Con l'eccezione dei diversi scenari di auto-divulgazione reciproca, il contenuto e il flusso delle conversazioni sono stati scritti esattamente allo stesso modo per i chatbot e per i partner di chat umani percepiti. I chatbot hanno chiesto ai partecipanti di identificare i fattori di stress. Hanno chiesto come si sentivano i partecipanti. Hanno sondato il motivo per cui i partecipanti pensavano che i fattori di stress li facessero sentire in determinati modi. Quindi i chatbot hanno condiviso le proprie esperienze.

"Sono stati programmati per convalidare e aiutare i partecipanti a superare situazioni stressanti", ha detto. "Il nostro obiettivo era vedere quanto potesse essere efficace la messaggistica".

Prendersi cura

Meng ha scoperto che, parlando con un chatbot o con un essere umano, un partecipante doveva sentire che il partner era solidale o premuroso. Se questa condizione è soddisfatta, la conversazione ha successo nel ridurre lo stress.

Il suo studio ha anche rivelato che, indipendentemente dal messaggio, i partecipanti sentivano che gli umani erano più premurosi e di supporto di un chatbot.

I suoi scenari sulla reciproca rivelazione di sé raccontavano un'altra storia. I partner umani che si sono rivelati, indipendentemente dal fatto che il loro intento fosse quello di essere empatici o semplicemente di elaborare i propri problemi, hanno contribuito alla riduzione dello stress. Ma i chatbot che si sono rivelati senza offrire supporto emotivo hanno fatto poco per ridurre lo stress di un partecipante, anche meno dei chatbot che non dicevano nulla.

"Gli esseri umani sono semplicemente più facilmente riconoscibili", ha detto Meng. “Quando parliamo con un altro umano, anche quando non convalida le nostre emozioni, possiamo relazionarci in modo più naturale. I chatbot, tuttavia, devono essere più espliciti e inviare messaggi di qualità superiore. Altrimenti, l'auto-rivelazione può essere fastidiosa e scoraggiante".

Percepire la fonte

Meng ha condotto e analizzato la ricerca con Yue (Nancy) Dai, un'alunna del 2018 del programma di dottorato in Comunicazione della MSU e professore presso la City University di Hong Kong. I loro risultati sono stati pubblicati nel Rivista di comunicazione mediata dal computer.

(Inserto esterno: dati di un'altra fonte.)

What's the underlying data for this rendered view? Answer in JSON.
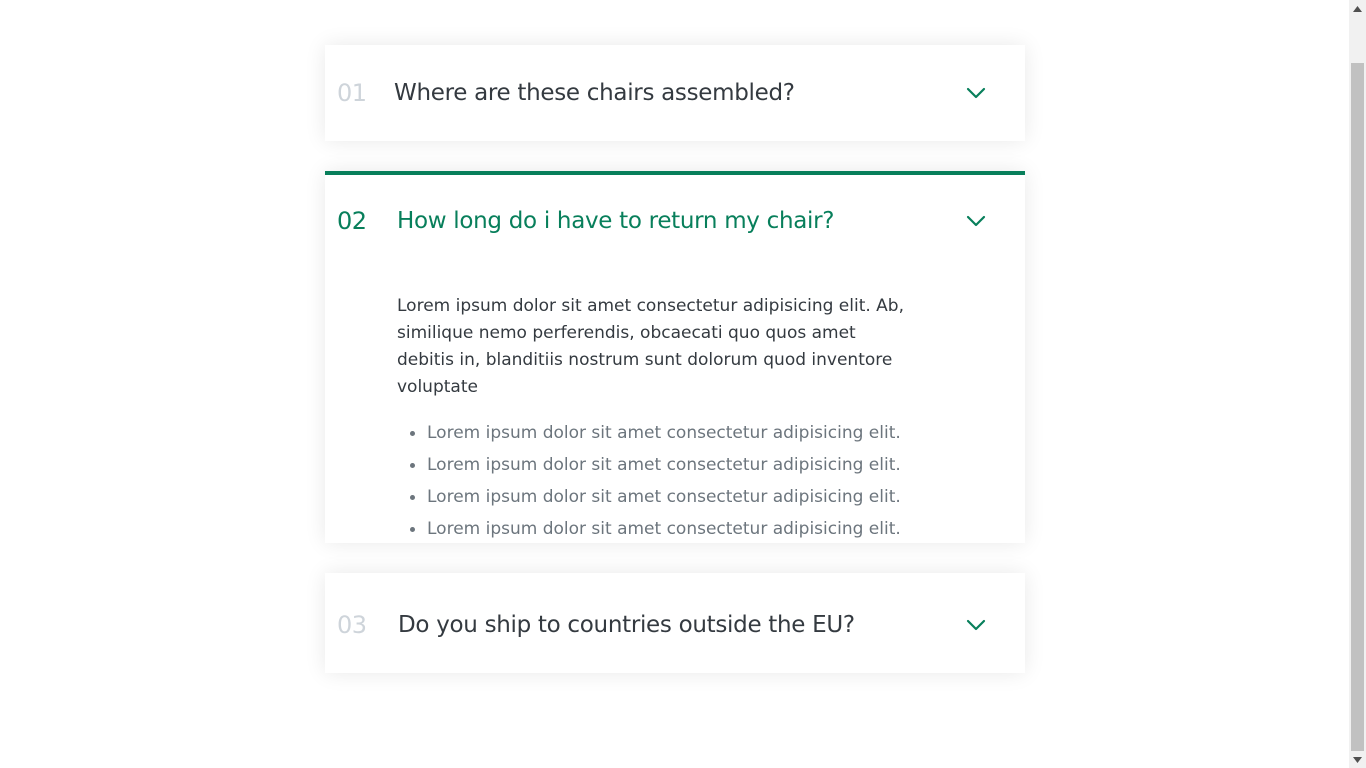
{
  "accordion": {
    "items": [
      {
        "number": "01",
        "title": "Where are these chairs assembled?",
        "open": false
      },
      {
        "number": "02",
        "title": "How long do i have to return my chair?",
        "open": true,
        "text": "Lorem ipsum dolor sit amet consectetur adipisicing elit. Ab, similique nemo perferendis, obcaecati quo quos amet debitis in, blanditiis nostrum sunt dolorum quod inventore voluptate",
        "list": [
          "Lorem ipsum dolor sit amet consectetur adipisicing elit.",
          "Lorem ipsum dolor sit amet consectetur adipisicing elit.",
          "Lorem ipsum dolor sit amet consectetur adipisicing elit.",
          "Lorem ipsum dolor sit amet consectetur adipisicing elit."
        ]
      },
      {
        "number": "03",
        "title": "Do you ship to countries outside the EU?",
        "open": false
      }
    ]
  },
  "icons": {
    "toggle": "chevron-down-icon",
    "scroll_up": "scroll-up-arrow-icon",
    "scroll_down": "scroll-down-arrow-icon"
  },
  "colors": {
    "accent": "#087f5b",
    "number_inactive": "#ced4da",
    "text": "#343a40",
    "list_text": "#6c757d"
  }
}
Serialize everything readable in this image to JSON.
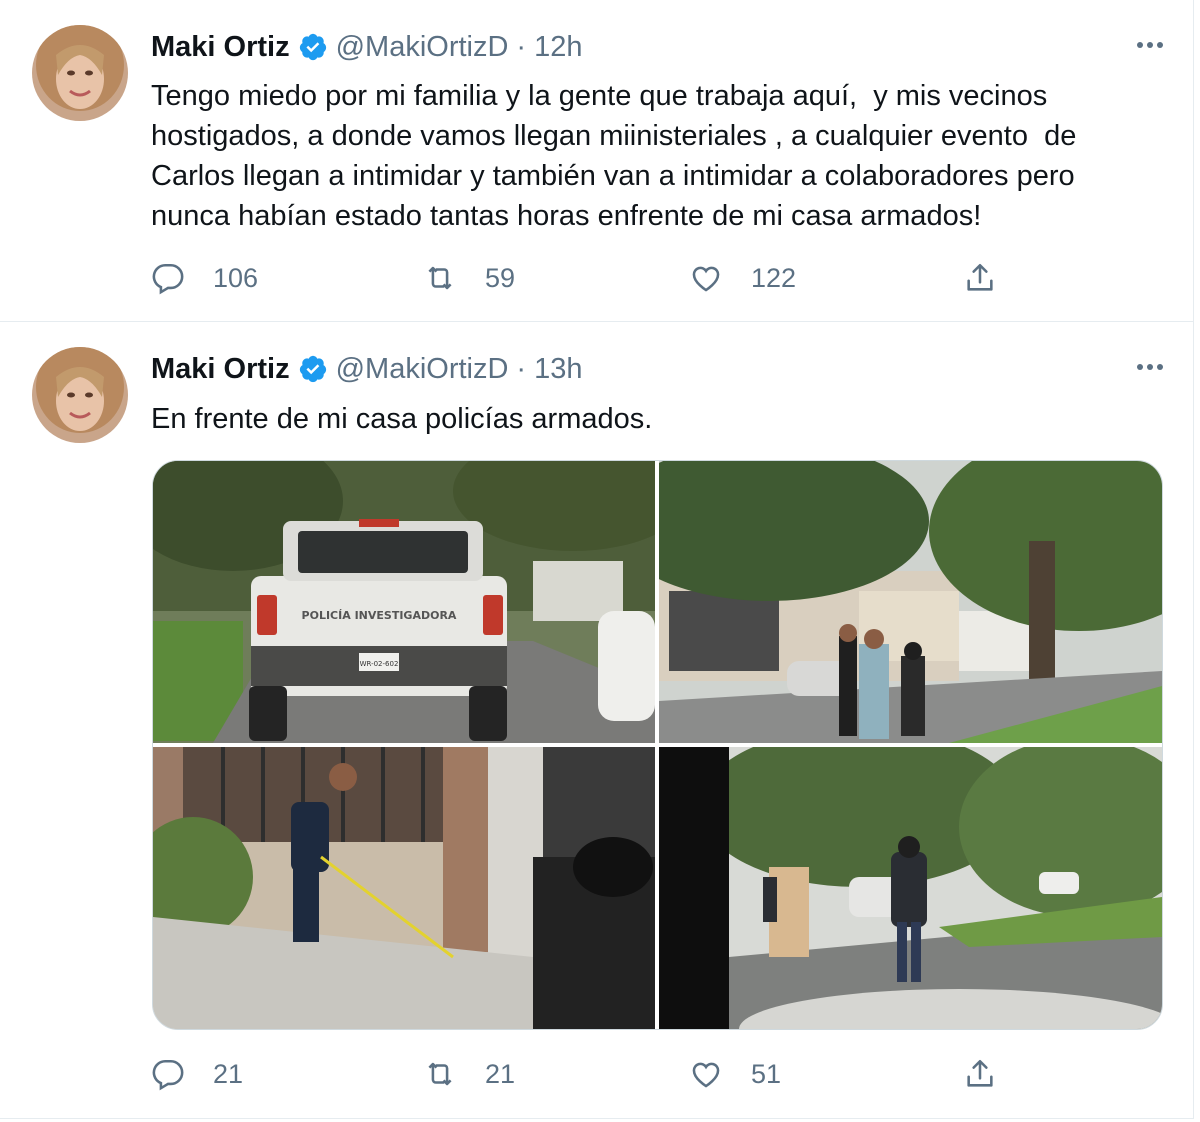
{
  "colors": {
    "accent": "#1d9bf0",
    "muted": "#5b7083",
    "text": "#0f1419",
    "border": "#e6ecf0"
  },
  "tweets": [
    {
      "author": {
        "name": "Maki Ortiz",
        "handle": "@MakiOrtizD",
        "verified_icon": "verified-badge-icon"
      },
      "separator": "·",
      "time": "12h",
      "text": "Tengo miedo por mi familia y la gente que trabaja aquí,  y mis vecinos\nhostigados, a donde vamos llegan miinisteriales , a cualquier evento  de\nCarlos llegan a intimidar y también van a intimidar a colaboradores pero\nnunca habían estado tantas horas enfrente de mi casa armados!",
      "stats": {
        "replies": "106",
        "retweets": "59",
        "likes": "122"
      }
    },
    {
      "author": {
        "name": "Maki Ortiz",
        "handle": "@MakiOrtizD",
        "verified_icon": "verified-badge-icon"
      },
      "separator": "·",
      "time": "13h",
      "text": "En frente de mi casa policías armados.",
      "photos": [
        {
          "id": "photo-1",
          "vehicle_text": "POLICÍA INVESTIGADORA",
          "plate_text": "WR-02-602"
        },
        {
          "id": "photo-2"
        },
        {
          "id": "photo-3"
        },
        {
          "id": "photo-4"
        }
      ],
      "stats": {
        "replies": "21",
        "retweets": "21",
        "likes": "51"
      }
    }
  ]
}
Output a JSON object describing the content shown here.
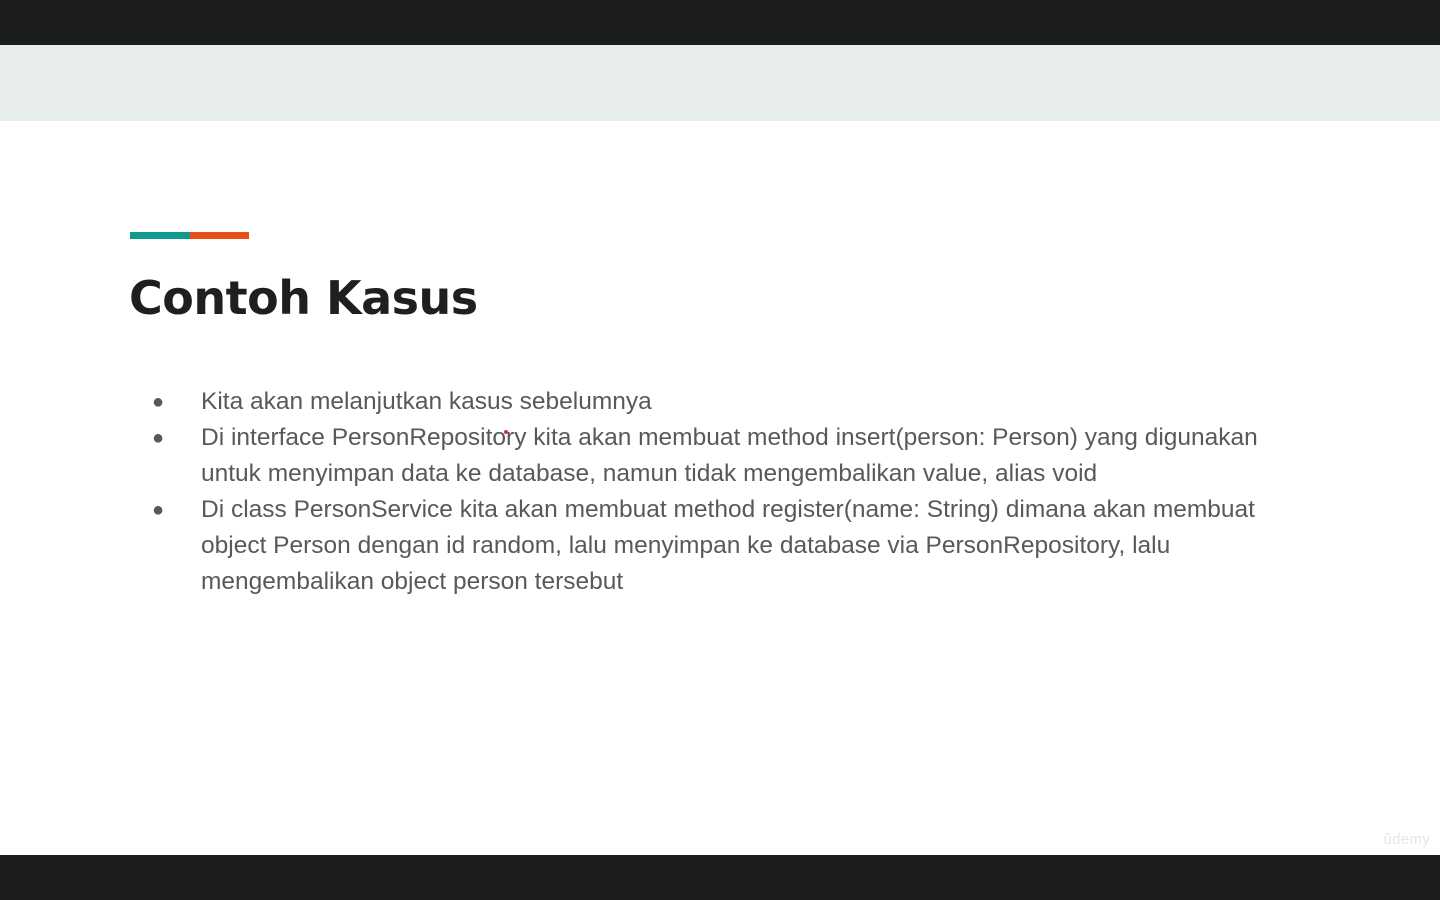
{
  "colors": {
    "accent_teal": "#12998e",
    "accent_orange": "#ea4f18",
    "letterbox": "#1c1d1f",
    "header_band": "#e8eded",
    "pointer": "#e0245e"
  },
  "slide": {
    "title": "Contoh Kasus",
    "bullet_symbol": "●",
    "bullets": [
      {
        "text": "Kita akan melanjutkan kasus sebelumnya"
      },
      {
        "text": "Di interface PersonRepository kita akan membuat method insert(person: Person) yang digunakan untuk menyimpan data ke database, namun tidak mengembalikan value, alias void"
      },
      {
        "text": "Di class PersonService kita akan membuat method register(name: String) dimana akan membuat object Person dengan id random, lalu menyimpan ke database via PersonRepository, lalu mengembalikan object person tersebut"
      }
    ]
  },
  "watermark": "ûdemy"
}
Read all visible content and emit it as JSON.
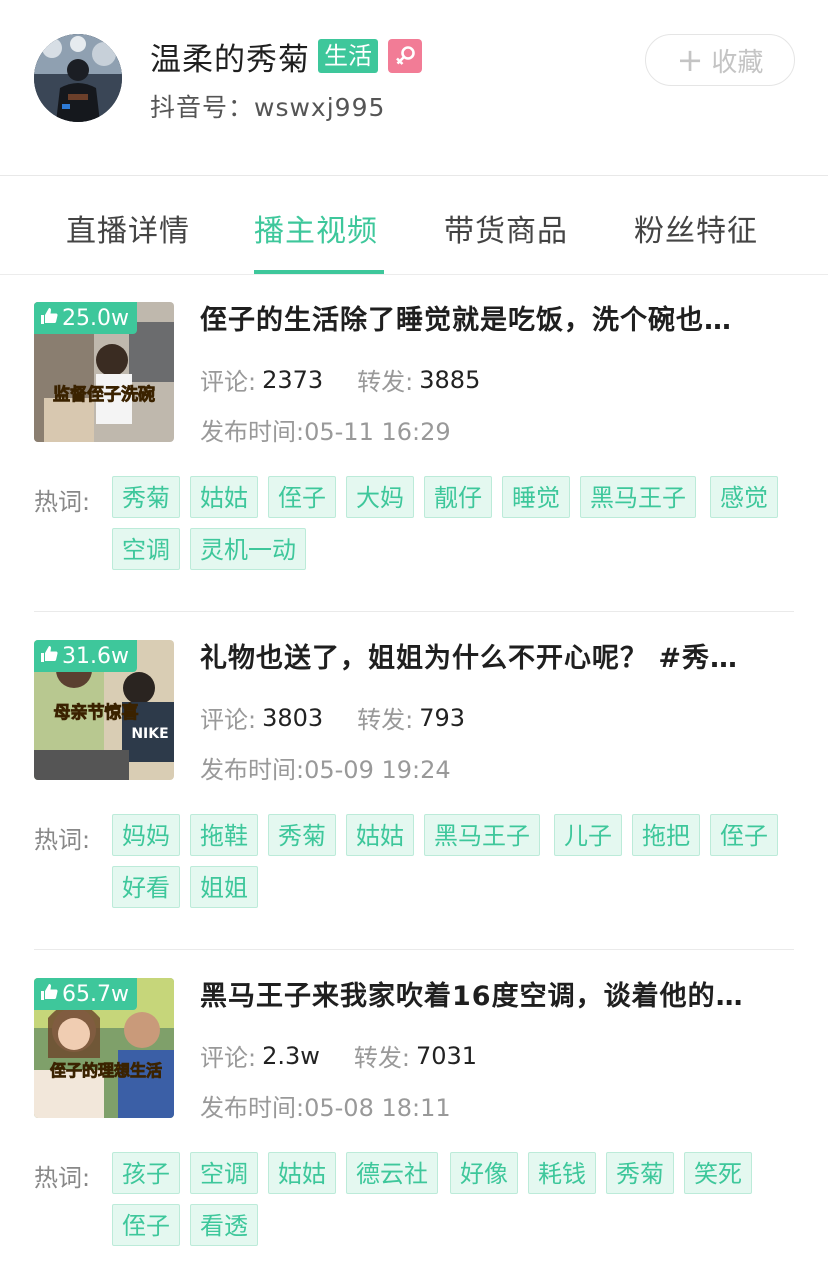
{
  "profile": {
    "name": "温柔的秀菊",
    "category_tag": "生活",
    "gender_icon": "female-icon",
    "account_label": "抖音号：",
    "account_id": "wswxj995",
    "favorite_button": "收藏"
  },
  "tabs": [
    {
      "label": "直播详情",
      "active": false
    },
    {
      "label": "播主视频",
      "active": true
    },
    {
      "label": "带货商品",
      "active": false
    },
    {
      "label": "粉丝特征",
      "active": false
    }
  ],
  "labels": {
    "comments": "评论:",
    "shares": "转发:",
    "publish_time": "发布时间:",
    "hot_words": "热词:"
  },
  "videos": [
    {
      "likes": "25.0w",
      "thumb_caption": "监督侄子洗碗",
      "title": "侄子的生活除了睡觉就是吃饭，洗个碗也…",
      "comments": "2373",
      "shares": "3885",
      "time": "05-11 16:29",
      "hot_words": [
        "秀菊",
        "姑姑",
        "侄子",
        "大妈",
        "靓仔",
        "睡觉",
        "黑马王子",
        "感觉",
        "空调",
        "灵机一动"
      ]
    },
    {
      "likes": "31.6w",
      "thumb_caption": "母亲节惊喜",
      "title": "礼物也送了，姐姐为什么不开心呢？ #秀…",
      "comments": "3803",
      "shares": "793",
      "time": "05-09 19:24",
      "hot_words": [
        "妈妈",
        "拖鞋",
        "秀菊",
        "姑姑",
        "黑马王子",
        "儿子",
        "拖把",
        "侄子",
        "好看",
        "姐姐"
      ]
    },
    {
      "likes": "65.7w",
      "thumb_caption": "侄子的理想生活",
      "title": "黑马王子来我家吹着16度空调，谈着他的…",
      "comments": "2.3w",
      "shares": "7031",
      "time": "05-08 18:11",
      "hot_words": [
        "孩子",
        "空调",
        "姑姑",
        "德云社",
        "好像",
        "耗钱",
        "秀菊",
        "笑死",
        "侄子",
        "看透"
      ]
    }
  ],
  "colors": {
    "accent": "#3ec79b",
    "chip_bg": "#e4f8f0",
    "female_badge": "#f27c96"
  }
}
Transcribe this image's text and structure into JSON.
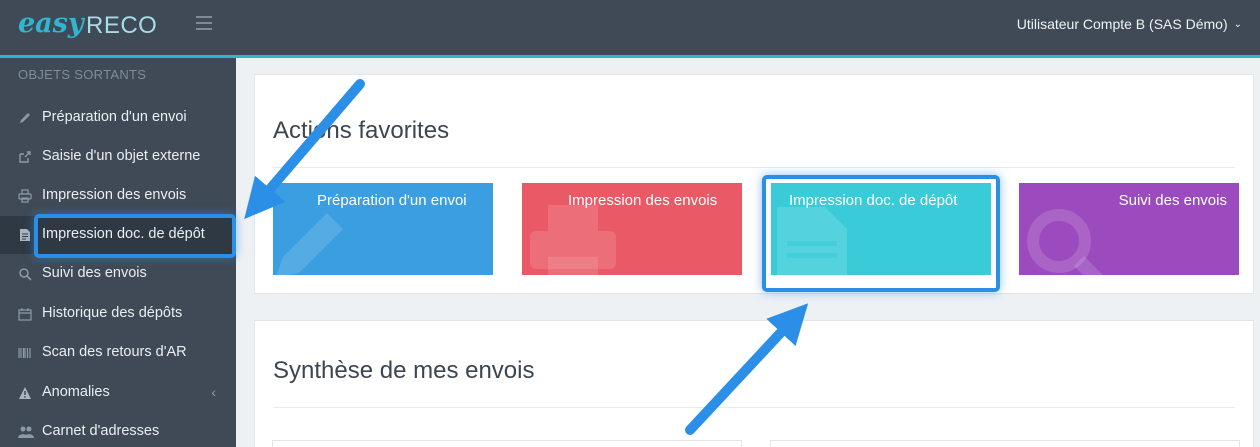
{
  "app": {
    "logo_part1": "easy",
    "logo_part2": "RECO",
    "user_menu_label": "Utilisateur Compte B (SAS Démo)"
  },
  "sidebar": {
    "section_title": "OBJETS SORTANTS",
    "items": [
      {
        "label": "Préparation d'un envoi",
        "icon": "pencil-icon"
      },
      {
        "label": "Saisie d'un objet externe",
        "icon": "external-link-icon"
      },
      {
        "label": "Impression des envois",
        "icon": "printer-icon"
      },
      {
        "label": "Impression doc. de dépôt",
        "icon": "document-icon",
        "active": true
      },
      {
        "label": "Suivi des envois",
        "icon": "search-icon"
      },
      {
        "label": "Historique des dépôts",
        "icon": "calendar-icon"
      },
      {
        "label": "Scan des retours d'AR",
        "icon": "barcode-icon"
      },
      {
        "label": "Anomalies",
        "icon": "warning-icon",
        "has_submenu": true
      },
      {
        "label": "Carnet d'adresses",
        "icon": "users-icon"
      }
    ]
  },
  "main": {
    "favorites_title": "Actions favorites",
    "tiles": [
      {
        "label": "Préparation d'un envoi",
        "color": "#3a9ee0",
        "icon": "pencil-icon"
      },
      {
        "label": "Impression des envois",
        "color": "#e95a66",
        "icon": "printer-icon"
      },
      {
        "label": "Impression doc. de dépôt",
        "color": "#39cbd8",
        "icon": "document-icon"
      },
      {
        "label": "Suivi des envois",
        "color": "#9b4bbd",
        "icon": "search-icon"
      }
    ],
    "summary_title": "Synthèse de mes envois"
  },
  "colors": {
    "topbar": "#3f4a56",
    "accent": "#29b8cf",
    "annotation": "#2b8fe8"
  }
}
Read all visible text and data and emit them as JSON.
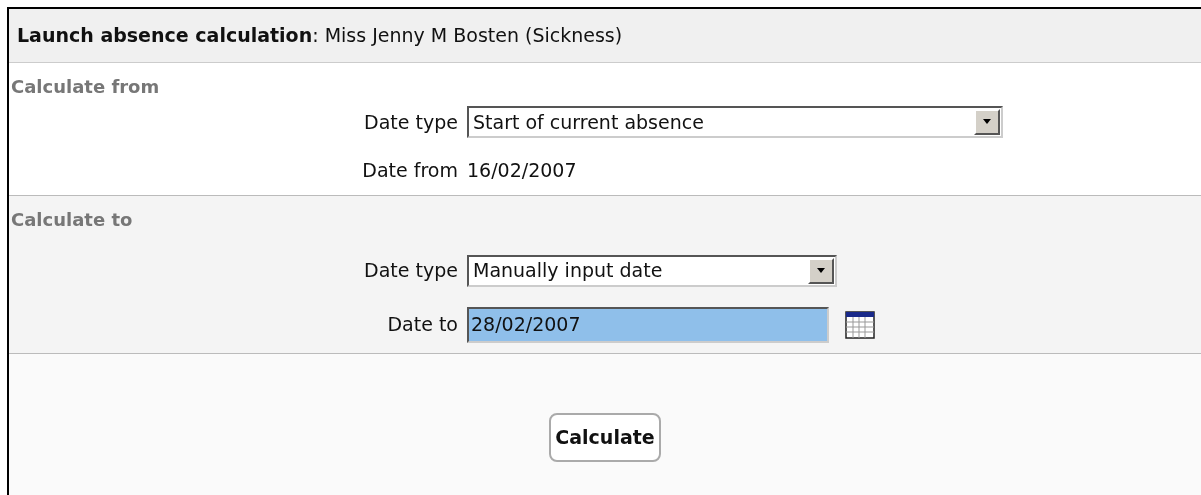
{
  "header": {
    "title": "Launch absence calculation",
    "subtitle": ": Miss Jenny M Bosten (Sickness)"
  },
  "sections": [
    {
      "heading": "Calculate from",
      "fields": [
        {
          "kind": "select",
          "label": "Date type",
          "value": "Start of current absence"
        },
        {
          "kind": "text",
          "label": "Date from",
          "value": "16/02/2007"
        }
      ]
    },
    {
      "heading": "Calculate to",
      "fields": [
        {
          "kind": "select",
          "label": "Date type",
          "value": "Manually input date"
        },
        {
          "kind": "date",
          "label": "Date to",
          "value": "28/02/2007",
          "selected": true
        }
      ]
    }
  ],
  "button": "Calculate"
}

Meng ha affermato che lo studio sottolinea che i chatbot utilizzati nelle app per la salute mentale funzionano meglio se percepiti come una fonte veramente premurosa. Ha in programma di dare seguito allo studio con ulteriori ricerche che esaminino come la messaggistica possa essere progettata per aumentare il fattore di cura.

Le app per la salute mentale, ha affermato, non stanno scomparendo e, in effetti, stanno aumentando in uso e disponibilità. Mentre la maggior parte delle persone ha accesso a un telefono cellulare, molti non hanno accesso immediato a un terapista o a un'assicurazione sanitaria. Le app, ha affermato, possono aiutare le persone a gestire situazioni particolari e possono fornire punti di riferimento per ulteriori cure di supporto.

"In nessun caso queste app e chatbot sostituiranno un essere umano", ha affermato. “Crediamo che il modello ibrido di AI chatbot e un terapista umano saranno molto promettenti”.